U.S. stocks extended gains on Thursday after another key inflation report came in lighter than Wall Street expected and bolstered the chances that the Federal Reserve’s rate hike cycle is nearing its end.
The Dow Jones Industrial Average rose 47.71 points, or 0.14 percent, to 34,395.14. The S&P 500 added 37.88 points, or 0.85 percent, to 4,510.04. The Nasdaq Composite Index increased 219.61 points, or 1.58 percent, to 14,138.57.
Nine of the 11 primary S&P 500 sectors ended in green, with communication services and technology leading the gainers by rising 2.32 percent and 1.49 percent, respectively. Meanwhile, energy and health fell 0.45 percent and 0.01 percent, respectively.
U.S. stocks recorded their fourth straight day of gains on Thursday, while the dollar and bond yields slid after new data showing inflation slowed further.
Treasury yields retreated from their cycle highs, with the benchmark 10-year Treasury yield dipping to around 3.77 percent. The dollar index on Thursday dropped to its lowest level in more than a year, adding another tailwind to the equity rally.

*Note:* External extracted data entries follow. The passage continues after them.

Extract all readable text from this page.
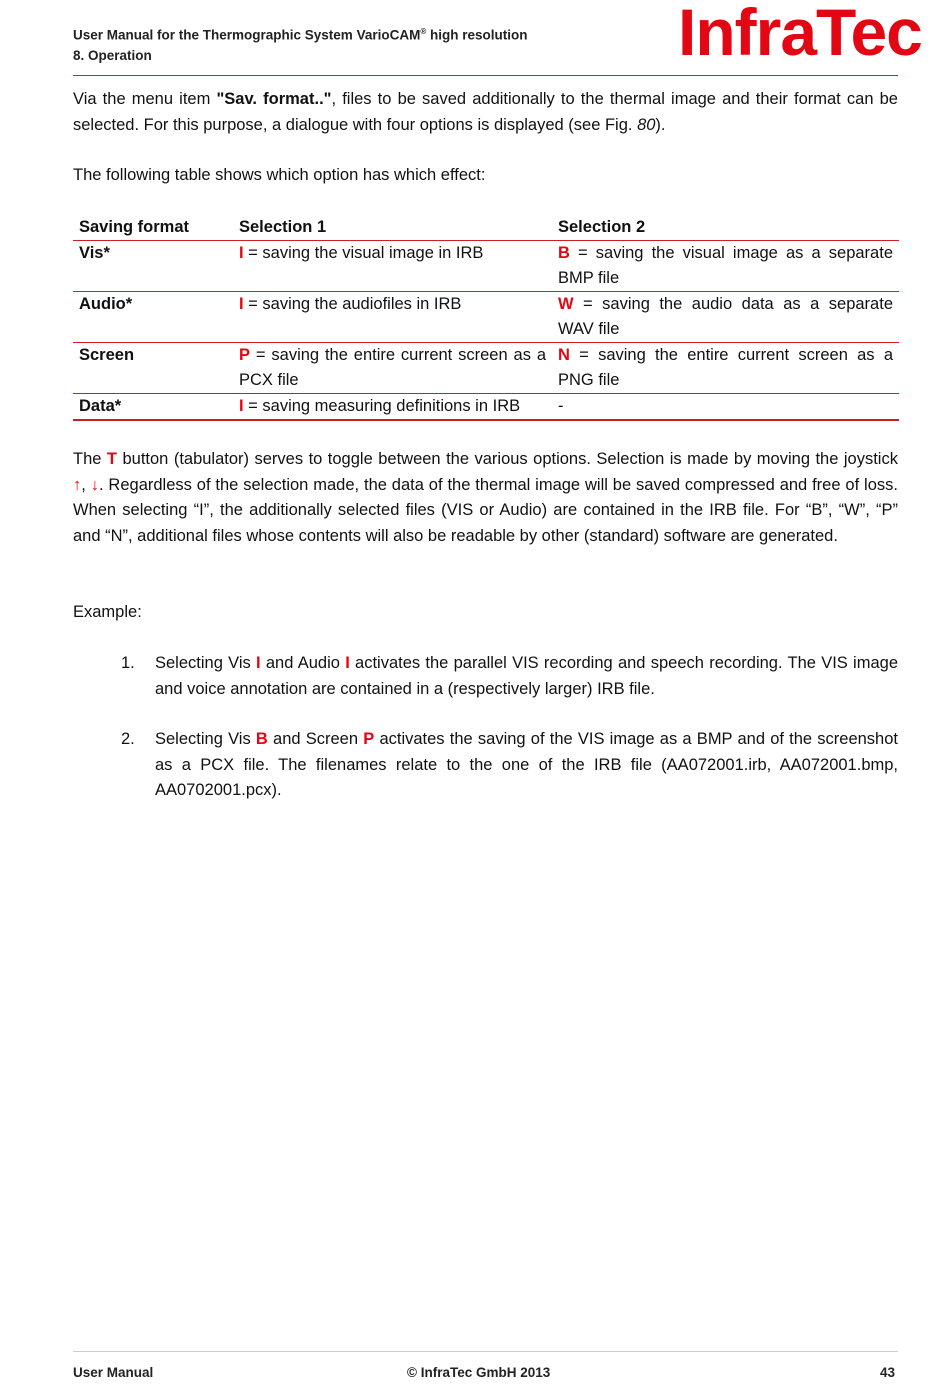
User Manual for the Thermographic System VarioCAM® high resolution
8. Operation	InfraTec
Via the menu item "Sav. format..", files to be saved additionally to the thermal image and their format can be selected. For this purpose, a dialogue with four options is displayed (see Fig. 80).
The following table shows which option has which effect:
Saving format	Selection 1	Selection 2
Vis*	I = saving the visual image in IRB	B = saving the visual image as a separate BMP file
Audio*	I = saving the audiofiles in IRB	W = saving the audio data as a separate WAV file
Screen	P = saving the entire current screen as a PCX file	N = saving the entire current screen as a PNG file
Data*	I = saving measuring definitions in IRB	-
The T button (tabulator) serves to toggle between the various options. Selection is made by moving the joystick ↑, ↓. Regardless of the selection made, the data of the thermal image will be saved compressed and free of loss. When selecting “I”, the additionally selected files (VIS or Audio) are contained in the IRB file. For “B”, “W”, “P” and “N”, additional files whose contents will also be readable by other (standard) software are generated.
Example:
1. Selecting Vis I and Audio I activates the parallel VIS recording and speech recording. The VIS image and voice annotation are contained in a (respectively larger) IRB file.
2. Selecting Vis B and Screen P activates the saving of the VIS image as a BMP and of the screenshot as a PCX file. The filenames relate to the one of the IRB file (AA072001.irb, AA072001.bmp, AA0702001.pcx).
User Manual	© InfraTec GmbH 2013	43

The U.S. Bureau of Labor Statistics reported on Thursday that producer price index (PPI) nudged up 0.1 percent month on month in June, lower than market forecast of a 0.2-percent increase.

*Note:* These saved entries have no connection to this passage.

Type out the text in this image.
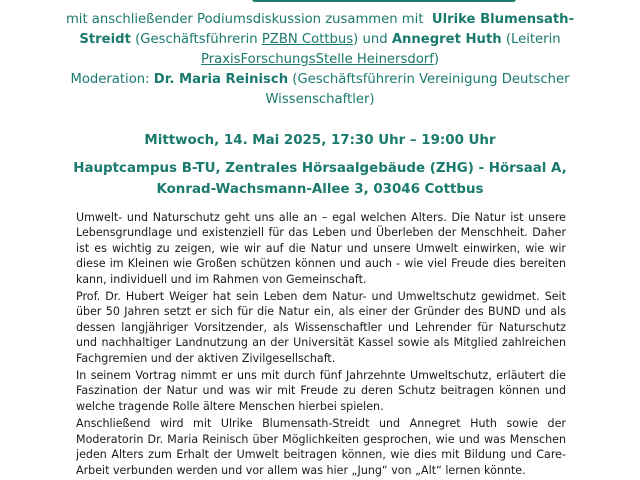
mit anschließender Podiumsdiskussion zusammen mit Ulrike Blumensath-Streidt (Geschäftsführerin PZBN Cottbus) und Annegret Huth (Leiterin PraxisForschungsStelle Heinersdorf)

Moderation: Dr. Maria Reinisch (Geschäftsführerin Vereinigung Deutscher Wissenschaftler)

Mittwoch, 14. Mai 2025, 17:30 Uhr – 19:00 Uhr

Hauptcampus B-TU, Zentrales Hörsaalgebäude (ZHG) - Hörsaal A,

Konrad-Wachsmann-Allee 3, 03046 Cottbus

Umwelt- und Naturschutz geht uns alle an – egal welchen Alters. Die Natur ist unsere Lebensgrundlage und existenziell für das Leben und Überleben der Menschheit. Daher ist es wichtig zu zeigen, wie wir auf die Natur und unsere Umwelt einwirken, wie wir diese im Kleinen wie Großen schützen können und auch - wie viel Freude dies bereiten kann, individuell und im Rahmen von Gemeinschaft.

Prof. Dr. Hubert Weiger hat sein Leben dem Natur- und Umweltschutz gewidmet. Seit über 50 Jahren setzt er sich für die Natur ein, als einer der Gründer des BUND und als dessen langjähriger Vorsitzender, als Wissenschaftler und Lehrender für Naturschutz und nachhaltiger Landnutzung an der Universität Kassel sowie als Mitglied zahlreichen Fachgremien und der aktiven Zivilgesellschaft.

In seinem Vortrag nimmt er uns mit durch fünf Jahrzehnte Umweltschutz, erläutert die Faszination der Natur und was wir mit Freude zu deren Schutz beitragen können und welche tragende Rolle ältere Menschen hierbei spielen.

Anschließend wird mit Ulrike Blumensath-Streidt und Annegret Huth sowie der Moderatorin Dr. Maria Reinisch über Möglichkeiten gesprochen, wie und was Menschen jeden Alters zum Erhalt der Umwelt beitragen können, wie dies mit Bildung und Care-Arbeit verbunden werden und vor allem was hier „Jung“ von „Alt“ lernen könnte.
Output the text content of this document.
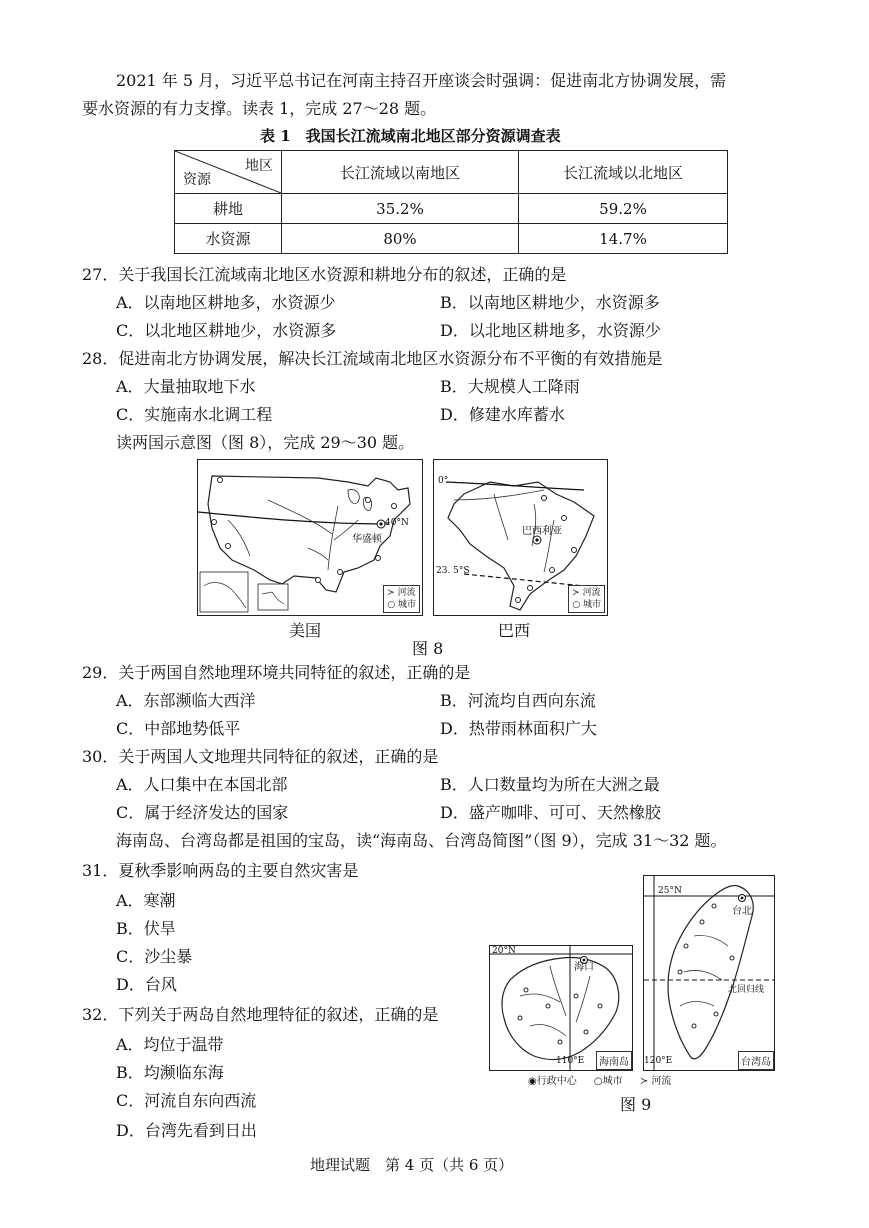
2021 年 5 月，习近平总书记在河南主持召开座谈会时强调：促进南北方协调发展，需
要水资源的有力支撑。读表 1，完成 27～28 题。
表 1　我国长江流域南北地区部分资源调查表
地区
资源	长江流域以南地区	长江流域以北地区
耕地	35.2%	59.2%
水资源	80%	14.7%
27．关于我国长江流域南北地区水资源和耕地分布的叙述，正确的是
A．以南地区耕地多，水资源少	B．以南地区耕地少，水资源多
C．以北地区耕地少，水资源多	D．以北地区耕地多，水资源少
28．促进南北方协调发展，解决长江流域南北地区水资源分布不平衡的有效措施是
A．大量抽取地下水	B．大规模人工降雨
C．实施南水北调工程	D．修建水库蓄水
读两国示意图（图 8），完成 29～30 题。
40°N
华盛顿
≻ 河流
○ 城市
美国
0°
巴西利亚
23. 5°S
≻ 河流
○ 城市
巴西
图 8
29．关于两国自然地理环境共同特征的叙述，正确的是
A．东部濒临大西洋	B．河流均自西向东流
C．中部地势低平	D．热带雨林面积广大
30．关于两国人文地理共同特征的叙述，正确的是
A．人口集中在本国北部	B．人口数量均为所在大洲之最
C．属于经济发达的国家	D．盛产咖啡、可可、天然橡胶
海南岛、台湾岛都是祖国的宝岛，读“海南岛、台湾岛简图”（图 9），完成 31～32 题。
31．夏秋季影响两岛的主要自然灾害是
A．寒潮
B．伏旱
C．沙尘暴
D．台风
32．下列关于两岛自然地理特征的叙述，正确的是
A．均位于温带
B．均濒临东海
C．河流自东向西流
D．台湾先看到日出
20°N
海口
110°E	海南岛
25°N
台北
北回归线
120°E	台湾岛
◉行政中心 ○城市 ≻ 河流
图 9
地理试题　第 4 页（共 6 页）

On a yearly basis, the index gained 0.1 percent, well below market expectations of a 0.4 percent increase, rising at the slowest pace since August 2020.
The so-called core PPI, which excludes volatile items like food and energy, climbed 0.1 percent on a monthly basis and 2.6 percent on a yearly basis in June, in line with market expectations, according to the U.S. Bureau of Labor Statistics.
“Despite the good news on inflation, our view is that the Fed will be reluctant to declare victory just yet. But the data do support our base case that an end to hikes is now in sight, which will add to pressure on the U.S. dollar,” said an analysis published by UBS Global Wealth Management on Thursday.
“While encouraging inflation data is positive for stocks, we still view the risk-reward balance as more positive for fixed income,” it added.
Investors were also digesting other economic data released on Thursday. U.S. initial jobless claims dropped by 12,000 to 237,000 in the week ending July 8, suggesting U.S. labor market stayed resilient, according to a Labor Department report.
“The PPI confirmed the cooling inflation shown in yesterday’s CPI, but the lower-than-expected weekly jobless claims number was a reminder of continued labor market tightness,” said Mike Loewengart, head of model portfolio construction at Morgan Stanley Global Investment Office, in an interview with CNBC.
The inflation data has raised hopes that the Fed is going to be able to bring down inflation without steering the U.S. economy into a recession, said Nigel Green, CEO of the advisory and asset-management deVere Group, in an interview with MarketWatch.
“Cooling inflation and a strong and resilient labor market suggests that no recession will come in 2023. We believe the Fed has pulled off the perfect soft landing,” he said.